Lo de controladora lo dice por una bronca monumental que tuvimos a raíz de una conferencia suya. Cuando eso sucede yo le elijo la ropa y él no discute. Pero en esa ocasión yo regresaba de un viaje de trabajo con el tiempo justo de acudir al evento. Y...horror de horrores, me encuentro encaramado al estrado a un Abel con el pelo más alborotado que de costumbre, la barba sin arreglar, americana, vaqueros muy pero que muy deslucidos y...zapatillas deportivas. Me quise morir allí mismo pero más todavía matarle a él poquito a poco, sintiendo como agonizaba lentamente. ¿Cómo podía hacerme esto a mi después de todo el tiempo que había empleado en enseñarle como presentarse dignamente? Nada más acabar la conferencia, brillante por cierto, le tomé del brazo y le arrastré a una esquina del local, en donde le leí la cartilla de la A a la Z. Y luego, ya en mi casa, no llegamos a las manos de milagro. Lo evitó Káiser, que empezó a aullar lastimeramente, porque si no le arranco los huevos de cuajo y los frío, en aceite de oliva, eso sí.

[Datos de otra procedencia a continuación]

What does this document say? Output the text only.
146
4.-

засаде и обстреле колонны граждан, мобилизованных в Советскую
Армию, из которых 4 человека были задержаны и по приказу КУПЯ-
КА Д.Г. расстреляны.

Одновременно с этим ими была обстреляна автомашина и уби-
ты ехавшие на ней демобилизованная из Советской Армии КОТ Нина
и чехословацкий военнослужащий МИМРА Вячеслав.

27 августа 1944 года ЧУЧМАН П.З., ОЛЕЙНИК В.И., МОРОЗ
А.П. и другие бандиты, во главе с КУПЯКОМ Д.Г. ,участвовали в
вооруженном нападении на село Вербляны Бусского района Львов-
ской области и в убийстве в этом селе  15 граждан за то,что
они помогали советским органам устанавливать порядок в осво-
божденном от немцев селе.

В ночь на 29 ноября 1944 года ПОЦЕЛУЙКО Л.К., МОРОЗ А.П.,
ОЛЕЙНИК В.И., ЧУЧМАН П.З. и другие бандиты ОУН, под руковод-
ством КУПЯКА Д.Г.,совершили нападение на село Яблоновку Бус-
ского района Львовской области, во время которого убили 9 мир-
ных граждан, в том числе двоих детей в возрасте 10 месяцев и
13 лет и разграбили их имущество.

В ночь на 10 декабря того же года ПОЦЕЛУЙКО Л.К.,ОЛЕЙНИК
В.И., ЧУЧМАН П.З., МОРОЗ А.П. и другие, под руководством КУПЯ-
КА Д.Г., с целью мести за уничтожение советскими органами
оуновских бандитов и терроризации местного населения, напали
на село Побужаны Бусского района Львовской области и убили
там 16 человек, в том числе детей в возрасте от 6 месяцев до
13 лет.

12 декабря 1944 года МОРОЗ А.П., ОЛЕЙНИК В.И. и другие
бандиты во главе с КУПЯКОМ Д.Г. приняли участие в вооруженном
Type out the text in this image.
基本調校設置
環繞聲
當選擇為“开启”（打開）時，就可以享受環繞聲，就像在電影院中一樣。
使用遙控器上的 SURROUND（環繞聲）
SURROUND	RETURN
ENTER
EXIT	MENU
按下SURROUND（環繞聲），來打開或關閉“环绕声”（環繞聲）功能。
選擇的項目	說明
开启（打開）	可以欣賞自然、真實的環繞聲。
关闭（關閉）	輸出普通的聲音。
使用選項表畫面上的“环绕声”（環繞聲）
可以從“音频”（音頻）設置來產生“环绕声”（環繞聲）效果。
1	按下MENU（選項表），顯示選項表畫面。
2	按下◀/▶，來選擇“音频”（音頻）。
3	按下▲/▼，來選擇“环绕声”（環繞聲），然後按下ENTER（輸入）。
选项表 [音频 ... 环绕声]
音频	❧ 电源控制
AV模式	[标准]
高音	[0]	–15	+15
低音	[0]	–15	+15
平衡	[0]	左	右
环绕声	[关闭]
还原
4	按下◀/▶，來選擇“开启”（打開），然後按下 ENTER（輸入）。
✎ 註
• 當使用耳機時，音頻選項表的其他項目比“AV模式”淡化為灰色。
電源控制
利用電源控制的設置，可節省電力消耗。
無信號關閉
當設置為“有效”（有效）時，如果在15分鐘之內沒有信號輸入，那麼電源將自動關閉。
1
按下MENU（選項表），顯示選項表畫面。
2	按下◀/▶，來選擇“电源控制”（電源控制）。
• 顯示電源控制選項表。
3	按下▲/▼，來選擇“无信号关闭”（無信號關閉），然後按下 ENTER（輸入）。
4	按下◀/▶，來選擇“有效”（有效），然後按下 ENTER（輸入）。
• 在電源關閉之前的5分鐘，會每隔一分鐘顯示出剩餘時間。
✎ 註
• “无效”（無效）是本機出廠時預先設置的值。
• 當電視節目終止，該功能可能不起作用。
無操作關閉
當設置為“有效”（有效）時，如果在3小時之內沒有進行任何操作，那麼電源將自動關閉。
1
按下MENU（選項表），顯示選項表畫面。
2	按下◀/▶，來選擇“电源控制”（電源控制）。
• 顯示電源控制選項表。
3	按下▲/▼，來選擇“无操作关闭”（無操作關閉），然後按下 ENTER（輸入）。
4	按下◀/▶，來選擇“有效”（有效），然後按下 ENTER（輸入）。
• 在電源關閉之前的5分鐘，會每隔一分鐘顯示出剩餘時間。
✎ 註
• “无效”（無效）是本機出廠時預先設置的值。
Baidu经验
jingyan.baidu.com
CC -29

Y lo de agonías lo dice porque no puedo evitar preocuparme en demasía por los míos. En una ocasión en que se marchaba de viaje a Roma por trabajo, se olvidó de conectar el móvil al llegar y estuve tres días sin saber de él. Revolví Roma con Santiago, nunca mejor dicho, y llamé a todos los hospitales. Para colmo no me había dicho en qué hotel se alojaba. Cuando, al cuarto día, se dignó a encender el móvil y se encontró con cuarenta llamadas perdidas, y no es una frase, amén de tropecientos whatsapps, no se atrevió a llamarme. Pero no se fue de rositas. Cuando le fui a recoger al aeropuerto no le dirigí la palabra hasta que entramos en el coche. Y allí me despaché a gusto. Le llamé de todo; pero en cinco minutos me eché a llorar como la imbécil que soy y le llené la camisa de mocos y babas. Terminamos abrazados como dos gilipollas. Algo muy malo debo de haber hecho en otra vida para haber merecido en esta que me haya tocado Abel. ¡Qué castigo de hombre Dios mío! Pero...cuánto le quiero.